The -L <f> option controls the total length of random sequence that cmcalibrate searches, where is in Mb. The default value for <f> is 1.6 (Mb). Smaller values of will result in quicker searches but less accurate E-value statistics. The default value of 1.6 was chosen as a good compromise between cmcalibrate running time and resulting E-value accuracy. I do not recommend using <f> values less than 0.4. With low values of <f>, you may get error messages like "Not enough hits to fit exponential tail" and the calibration will fail. This is because there's a minimum number of high scoring hits the calibration needs to fit an exponential tail, and reducing the search size from 1.6 down to 0.4 (for example) may mean that the minimum number of hits is not achieved. This 'not enough hits' error is more likely to happen with large models, unfortunately.
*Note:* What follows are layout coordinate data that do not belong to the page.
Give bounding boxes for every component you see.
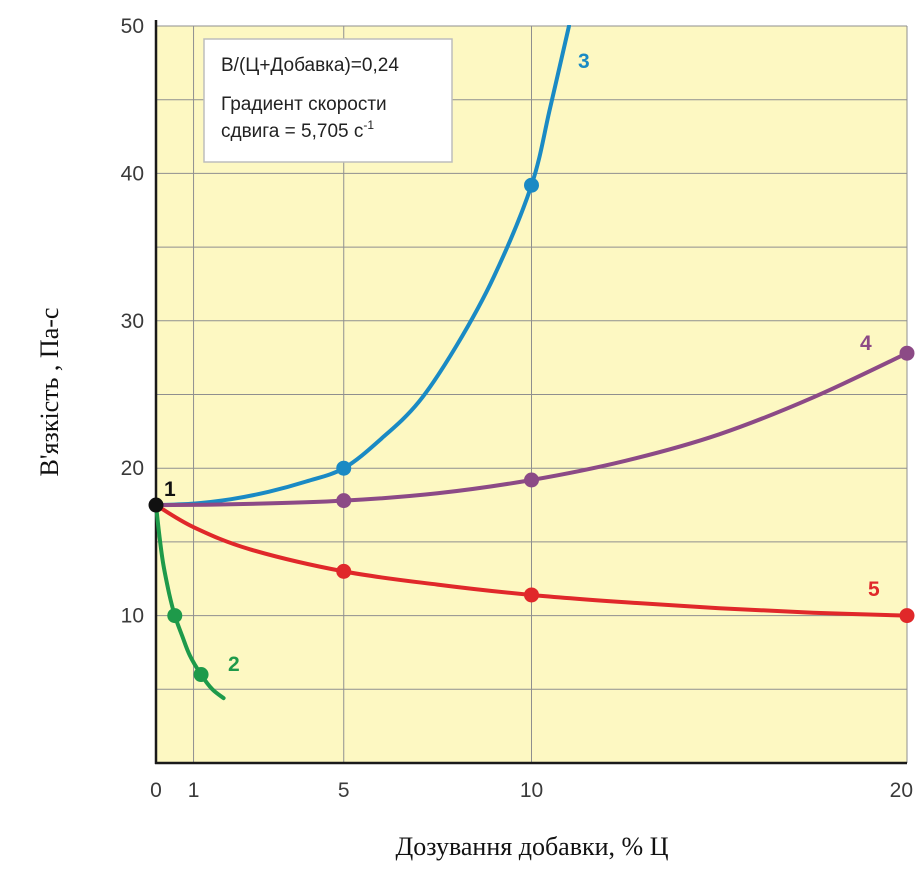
series-5-point: [336, 563, 352, 579]
series-4-label: 4: [860, 332, 872, 355]
series-labels: 2 3 4 5 1: [164, 50, 880, 676]
y-axis-title: В'язкість , Па-с: [35, 308, 64, 477]
y-tick-label: 10: [121, 605, 144, 628]
x-tick-label: 10: [520, 779, 543, 802]
series-5-point: [899, 608, 915, 624]
series-5-label: 5: [868, 578, 880, 601]
series-4: [154, 345, 915, 509]
annotation-box: В/(Ц+Добавка)=0,24 Градиент скорости сдв…: [203, 38, 453, 163]
series-5-line: [154, 503, 909, 618]
series-4-point: [524, 472, 539, 488]
x-tick-label: 5: [338, 779, 350, 802]
annotation-line-3: сдвига = 5,705 с: [221, 121, 363, 142]
start-point-label: 1: [164, 478, 176, 501]
series-5: [154, 503, 915, 624]
series-2-point: [193, 667, 209, 683]
series-2: [154, 503, 226, 701]
y-tick-label: 30: [121, 310, 144, 333]
x-tick-label: 0: [150, 779, 162, 802]
series-5-point: [524, 587, 539, 603]
annotation-line-2: Градиент скорости: [221, 94, 387, 115]
axes: [154, 20, 907, 765]
series-2-point: [167, 608, 183, 624]
y-tick-label: 50: [121, 15, 144, 38]
start-point: [148, 497, 164, 513]
x-axis-title: Дозування добавки, % Ц: [396, 832, 669, 861]
annotation-line-3-wrap: сдвига = 5,705 с-1: [221, 118, 374, 142]
series-3-label: 3: [578, 50, 590, 73]
series-4-point: [336, 493, 352, 509]
annotation-line-1: В/(Ц+Добавка)=0,24: [221, 55, 399, 76]
y-tick-label: 20: [121, 457, 144, 480]
series-4-point: [899, 345, 915, 361]
series-3-point: [524, 177, 539, 193]
x-tick-label: 20: [890, 779, 913, 802]
series: [148, 25, 915, 701]
annotation-frame: [203, 38, 453, 163]
y-tick-label: 40: [121, 162, 144, 185]
tick-labels: 10 20 30 40 50 0 1 5 10 20: [121, 15, 913, 802]
series-2-line: [154, 503, 226, 701]
series-3-line: [154, 25, 571, 508]
series-3: [154, 25, 571, 508]
series-3-point: [336, 460, 352, 476]
annotation-line-3-sup: -1: [363, 118, 374, 132]
x-tick-label: 1: [188, 779, 200, 802]
series-2-label: 2: [228, 653, 240, 676]
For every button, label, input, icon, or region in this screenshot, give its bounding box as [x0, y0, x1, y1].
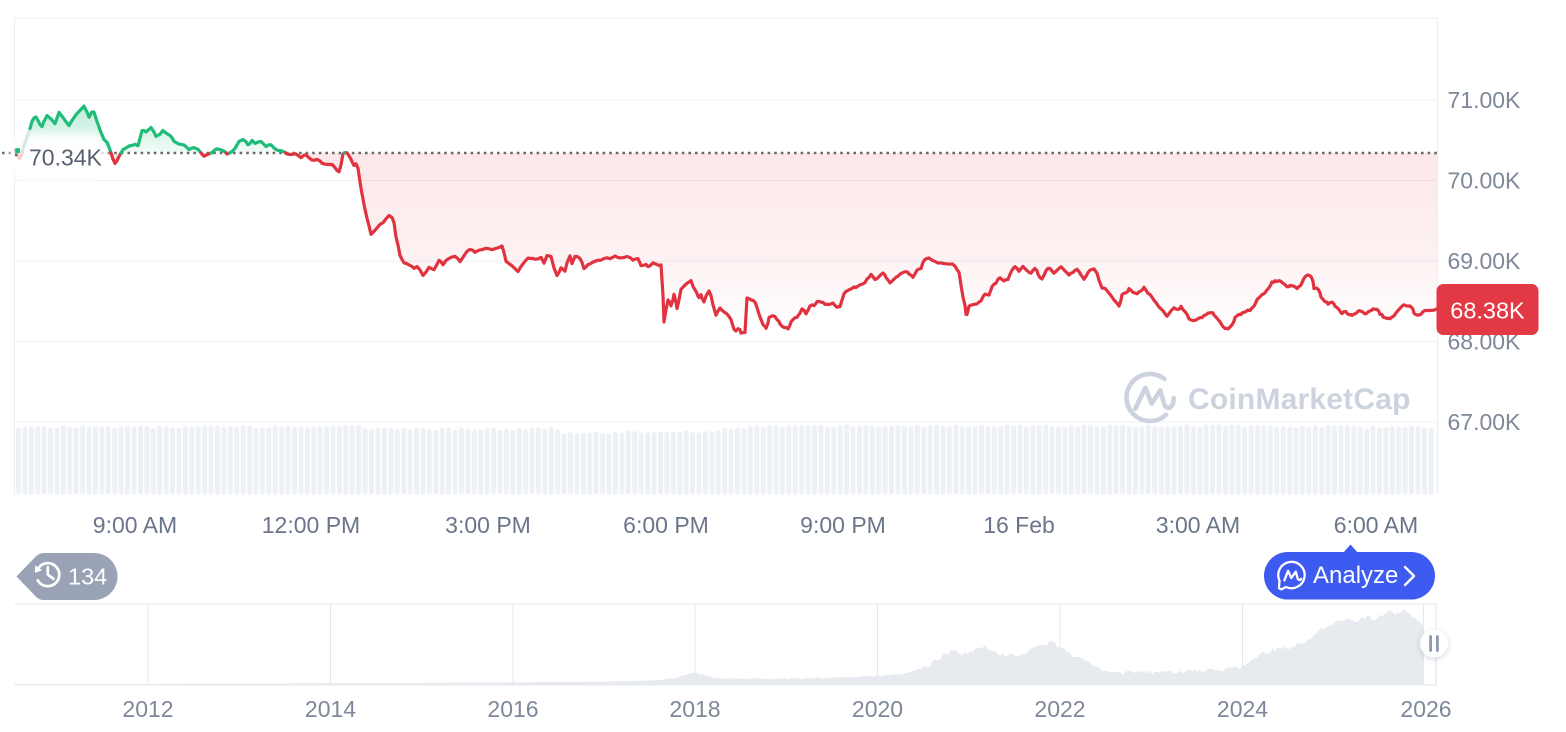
svg-text:134: 134 [68, 564, 107, 590]
svg-text:Analyze: Analyze [1313, 562, 1398, 589]
svg-text:69.00K: 69.00K [1448, 248, 1522, 274]
svg-text:2018: 2018 [669, 696, 720, 722]
svg-text:6:00 PM: 6:00 PM [623, 512, 709, 538]
svg-text:3:00 PM: 3:00 PM [445, 512, 531, 538]
svg-text:2020: 2020 [852, 696, 903, 722]
svg-text:2026: 2026 [1400, 696, 1451, 722]
svg-text:2024: 2024 [1217, 696, 1268, 722]
svg-text:CoinMarketCap: CoinMarketCap [1188, 383, 1411, 416]
svg-text:9:00 PM: 9:00 PM [800, 512, 886, 538]
svg-text:2012: 2012 [122, 696, 173, 722]
svg-text:6:00 AM: 6:00 AM [1334, 512, 1418, 538]
svg-text:67.00K: 67.00K [1448, 409, 1522, 435]
svg-text:70.00K: 70.00K [1448, 168, 1522, 194]
svg-text:9:00 AM: 9:00 AM [93, 512, 177, 538]
svg-text:68.38K: 68.38K [1450, 298, 1525, 324]
svg-text:2014: 2014 [305, 696, 356, 722]
svg-text:16 Feb: 16 Feb [983, 512, 1055, 538]
svg-text:70.34K: 70.34K [29, 145, 103, 171]
svg-text:71.00K: 71.00K [1448, 87, 1522, 113]
svg-text:3:00 AM: 3:00 AM [1156, 512, 1240, 538]
svg-text:2016: 2016 [487, 696, 538, 722]
svg-text:2022: 2022 [1034, 696, 1085, 722]
svg-text:12:00 PM: 12:00 PM [262, 512, 360, 538]
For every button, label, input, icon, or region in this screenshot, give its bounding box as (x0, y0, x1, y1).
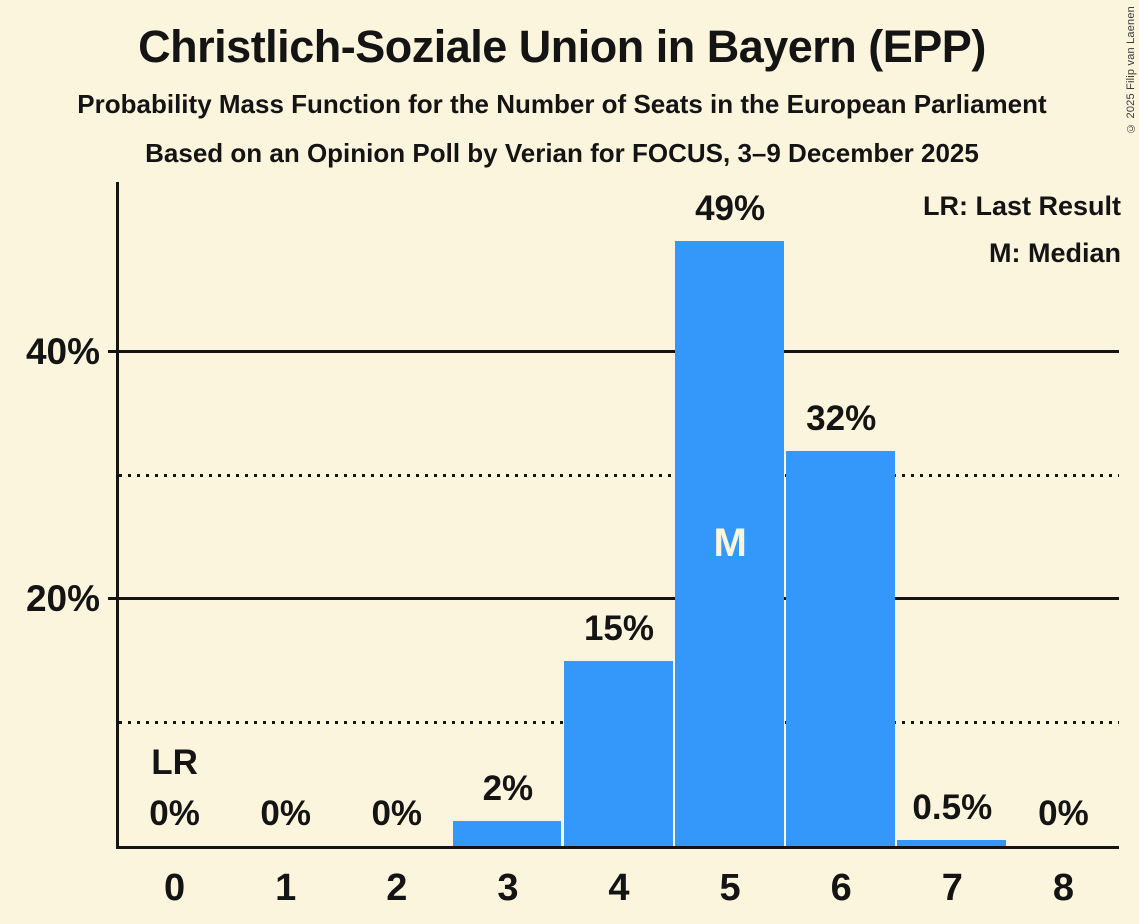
chart-legend: LR: Last Result M: Median (923, 183, 1121, 277)
plot-area: 0% 0% 0% 2% 15% 49% 32% 0.5% 0% M LR (108, 182, 1119, 849)
x-tick-label-seat-2: 2 (386, 867, 408, 909)
gridline-30pct (119, 473, 1119, 477)
x-tick-label-seat-1: 1 (275, 867, 297, 909)
y-tick-label-20pct: 20% (25, 578, 100, 620)
plot-inner: 0% 0% 0% 2% 15% 49% 32% 0.5% 0% M LR (108, 182, 1119, 846)
x-tick-label-seat-5: 5 (719, 867, 741, 909)
bar-value-label-seat-1: 0% (260, 794, 311, 833)
legend-last-result: LR: Last Result (922, 191, 1121, 221)
x-tick-label-seat-7: 7 (941, 867, 963, 909)
bar-value-label-seat-0: 0% (149, 794, 200, 833)
bar-value-label-seat-8: 0% (1038, 794, 1089, 833)
bar-seat-7 (897, 839, 1006, 846)
legend-median: M: Median (989, 238, 1121, 268)
bar-seat-3 (452, 821, 562, 846)
last-result-marker: LR (151, 743, 198, 782)
bar-value-label-seat-7: 0.5% (912, 787, 993, 827)
bar-seat-6 (786, 450, 895, 846)
bar-value-label-seat-3: 2% (482, 769, 534, 809)
bar-value-label-seat-4: 15% (583, 608, 655, 648)
bar-value-label-seat-6: 32% (806, 398, 877, 438)
x-tick-label-seat-0: 0 (163, 867, 186, 909)
x-tick-label-seat-6: 6 (830, 867, 852, 909)
x-tick-label-seat-3: 3 (497, 867, 519, 909)
chart-subtitle: Probability Mass Function for the Number… (77, 89, 1047, 119)
page-title: Christlich-Soziale Union in Bayern (EPP) (138, 21, 986, 72)
chart-source-line: Based on an Opinion Poll by Verian for F… (145, 138, 979, 168)
y-tick-label-40pct: 40% (25, 331, 100, 373)
copyright-notice: © 2025 Filip van Laenen (1125, 6, 1137, 134)
bar-value-label-seat-5: 49% (695, 188, 766, 228)
gridline-40pct (108, 350, 1119, 354)
bar-seat-4 (563, 660, 673, 846)
median-marker: M (713, 521, 747, 566)
gridline-20pct (108, 597, 1119, 601)
x-tick-label-seat-8: 8 (1052, 867, 1074, 909)
x-tick-label-seat-4: 4 (608, 867, 630, 909)
bar-value-label-seat-2: 0% (371, 794, 423, 833)
bar-seat-5 (675, 240, 784, 846)
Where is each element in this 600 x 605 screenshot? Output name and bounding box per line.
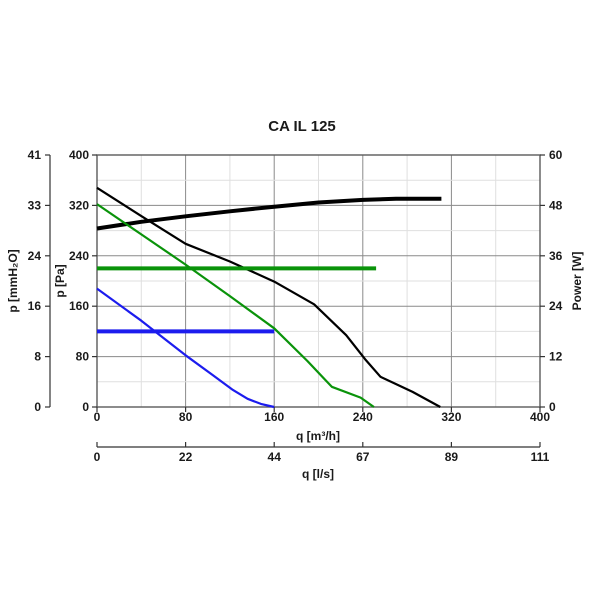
pa-tick-label: 320 [69, 198, 89, 212]
m3h-tick-label: 240 [353, 410, 373, 424]
ls-tick-label: 22 [179, 450, 193, 464]
chart-title: CA IL 125 [268, 118, 336, 135]
plot-border [96, 154, 541, 408]
x-axis-label-m3h: q [m³/h] [296, 429, 340, 443]
y-axis-label-pa: p [Pa] [53, 264, 67, 297]
mmh2o-tick-label: 0 [34, 400, 41, 414]
pa-tick-label: 240 [69, 249, 89, 263]
m3h-tick-label: 320 [441, 410, 461, 424]
power-tick-label: 12 [549, 350, 563, 364]
y-axis-label-power: Power [W] [570, 252, 584, 311]
power-tick-label: 36 [549, 249, 563, 263]
mmh2o-tick-label: 16 [28, 299, 42, 313]
series-power-curve [96, 196, 442, 231]
series-pressure-curve-low-speed [96, 287, 275, 409]
power-tick-label: 0 [549, 400, 556, 414]
m3h-tick-label: 400 [530, 410, 550, 424]
pa-tick-label: 0 [82, 400, 89, 414]
mmh2o-tick-label: 33 [28, 198, 42, 212]
m3h-tick-label: 160 [264, 410, 284, 424]
grid-lines [97, 155, 540, 407]
series-pressure-curve-mid-speed [96, 203, 375, 408]
m3h-tick-label: 80 [179, 410, 193, 424]
power-tick-label: 48 [549, 198, 563, 212]
ls-tick-label: 0 [94, 450, 101, 464]
y-axis-label-mmh2o: p [mmH₂O] [6, 249, 20, 312]
ls-tick-label: 111 [531, 450, 550, 464]
power-tick-label: 60 [549, 148, 563, 162]
m3h-tick-label: 0 [94, 410, 101, 424]
ls-tick-label: 89 [445, 450, 459, 464]
pa-tick-label: 80 [76, 350, 90, 364]
series-pressure-curve-high-speed [96, 186, 441, 408]
ls-tick-label: 44 [268, 450, 282, 464]
ls-tick-label: 67 [356, 450, 370, 464]
data-series [96, 186, 442, 409]
plot-frame [96, 154, 541, 408]
power-tick-label: 24 [549, 299, 563, 313]
pa-tick-label: 400 [69, 148, 89, 162]
mmh2o-tick-label: 8 [34, 350, 41, 364]
pa-tick-label: 160 [69, 299, 89, 313]
x-axis-label-ls: q [l/s] [302, 467, 334, 481]
mmh2o-tick-label: 41 [28, 148, 42, 162]
mmh2o-tick-label: 24 [28, 249, 42, 263]
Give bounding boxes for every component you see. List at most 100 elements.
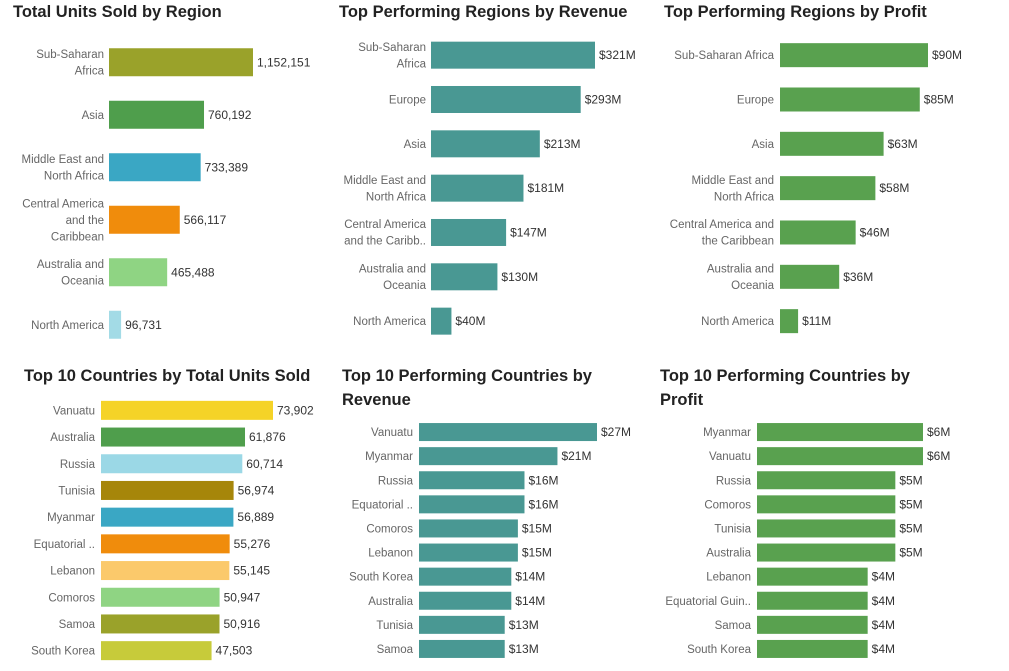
value-label: $90M [932, 48, 962, 62]
category-label: Australia [706, 548, 751, 560]
value-label: $58M [879, 181, 909, 195]
category-label: Sub-Saharan Africa [674, 50, 774, 62]
value-label: $16M [528, 497, 558, 511]
bar [780, 264, 840, 289]
value-label: 733,389 [205, 160, 249, 174]
bar [780, 43, 928, 68]
category-label: Central America and the Caribbean [22, 198, 104, 243]
category-label: Comoros [48, 592, 95, 604]
bar [101, 641, 212, 661]
category-label: Australia and Oceania [359, 264, 427, 293]
category-label: Myanmar [365, 451, 413, 463]
category-label: North America [701, 316, 774, 328]
category-label: Russia [60, 459, 96, 471]
bar [109, 310, 122, 339]
category-label: North America [31, 320, 104, 332]
category-label: Australia [368, 596, 413, 608]
category-label: Vanuatu [371, 427, 413, 439]
category-label: Australia and Oceania [37, 259, 105, 288]
value-label: $5M [899, 521, 922, 535]
value-label: $13M [509, 618, 539, 632]
value-label: 50,916 [224, 617, 261, 631]
bar [109, 258, 168, 287]
category-label: Tunisia [714, 523, 751, 535]
value-label: 96,731 [125, 318, 162, 332]
value-label: 566,117 [184, 213, 227, 227]
value-label: 47,503 [216, 644, 253, 658]
category-label: Tunisia [58, 485, 95, 497]
category-label: Tunisia [376, 620, 413, 632]
bar [757, 591, 868, 610]
category-label: Central America and the Caribb.. [344, 219, 426, 248]
value-label: 55,276 [234, 537, 271, 551]
value-label: $16M [528, 473, 558, 487]
profit-by-region-chart: Top Performing Regions by Profit Sub-Sah… [660, 0, 1009, 340]
bar [780, 309, 799, 334]
value-label: 1,152,151 [257, 55, 311, 69]
bar [419, 615, 505, 634]
bar [757, 471, 896, 490]
bar [757, 495, 896, 514]
chart-title-line: Revenue [342, 391, 411, 409]
bar [419, 519, 518, 538]
category-label: Samoa [715, 620, 752, 632]
value-label: $11M [802, 314, 831, 328]
value-label: $6M [927, 425, 950, 439]
category-label: Comoros [704, 499, 751, 511]
value-label: $130M [501, 270, 538, 284]
category-label: Middle East and North Africa [22, 154, 105, 183]
value-label: $15M [522, 521, 552, 535]
units-by-country-chart: Top 10 Countries by Total Units Sold Van… [0, 360, 330, 671]
category-label: Europe [389, 94, 426, 106]
value-label: $5M [899, 497, 922, 511]
value-label: $14M [515, 570, 545, 584]
category-label: Australia [50, 432, 95, 444]
bar [419, 423, 597, 442]
bar [757, 639, 868, 658]
value-label: $4M [872, 642, 895, 656]
value-label: $293M [585, 92, 622, 106]
bar [109, 48, 253, 77]
category-label: Vanuatu [53, 405, 95, 417]
category-label: South Korea [31, 646, 96, 658]
value-label: 61,876 [249, 430, 286, 444]
bar [757, 519, 896, 538]
bar [419, 591, 512, 610]
chart-title: Top 10 Performing Countries by Profit [660, 364, 910, 412]
category-label: Sub-Saharan Africa [36, 49, 104, 78]
value-label: 760,192 [208, 108, 252, 122]
bar [419, 543, 518, 562]
value-label: 56,889 [237, 510, 274, 524]
bar [101, 614, 220, 634]
bar [431, 218, 507, 246]
bar [101, 427, 246, 447]
category-label: Samoa [377, 644, 414, 656]
value-label: $5M [899, 473, 922, 487]
category-label: Equatorial Guin.. [665, 596, 751, 608]
bar [780, 131, 884, 156]
category-label: South Korea [349, 572, 414, 584]
bar [431, 307, 452, 335]
bar [757, 423, 923, 442]
category-label: Asia [752, 139, 775, 151]
value-label: $27M [601, 425, 631, 439]
value-label: $213M [544, 137, 581, 151]
bar [431, 41, 595, 69]
chart-plot: Sub-Saharan Africa $90M Europe $85M Asia $63M… [670, 43, 962, 334]
category-label: Vanuatu [709, 451, 751, 463]
bar [757, 615, 868, 634]
category-label: Sub-Saharan Africa [358, 42, 426, 71]
bar [109, 205, 180, 234]
revenue-by-region-chart: Top Performing Regions by Revenue Sub-Sa… [330, 0, 660, 340]
category-label: Lebanon [50, 566, 95, 578]
category-label: Equatorial .. [352, 499, 413, 511]
value-label: $4M [872, 618, 895, 632]
revenue-by-country-chart: Top 10 Performing Countries by Revenue V… [330, 360, 660, 671]
value-label: 465,488 [171, 265, 215, 279]
bar [101, 587, 220, 607]
value-label: $4M [872, 594, 895, 608]
value-label: $5M [899, 546, 922, 560]
units-by-region-chart: Total Units Sold by Region Sub-Saharan Af… [0, 0, 330, 340]
bar [101, 400, 273, 420]
chart-title: Top Performing Regions by Profit [664, 3, 927, 21]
You can use -L <f> in combination with --forecast option to see how changing <f> impacts the forecasted running time, like:

cmcalibrate -L 0.4 --forecast RF00001.cm

Reducing cmcalibrate running time with the --beta option:

The --beta <x> option can also speed up cmcalibrate by setting <x> to a value higher than the default of 1E-15. The --beta option controls the width of the bands used during the DP search (see Nawrocki, Eddy, 2007: http://www.ploscompbiol.org/article/info:doi/10.1371/journal.pcbi.0030056 for more info). The <x> value for --beta is the amount of probability mass allowed outside the bands, so greater probability loss makes the bands tighter, the DP go faster, and thus the calibration go faster. The default is 1E-15, so setting it to a higher value like 1E-4 (0.0001) will accelerate the search.

You can use --beta <f> in combination with --forecast option to see how changing <f> impacts the forecasted running time, like:

cmcalibrate --beta 1E-4 --forecast RF00001.cm

or in combination with -L too:

cmcalibrate --beta 1E-4 -L 0.4 --forecast RF00001.cm

Skipping the forecast stage for large models

The first step of cmcalibrate is to run a short simulation to estimate the total running time that the full calibration will take. This 'short' simulation can take a long time for large models. To skip it, use the --noforecast option.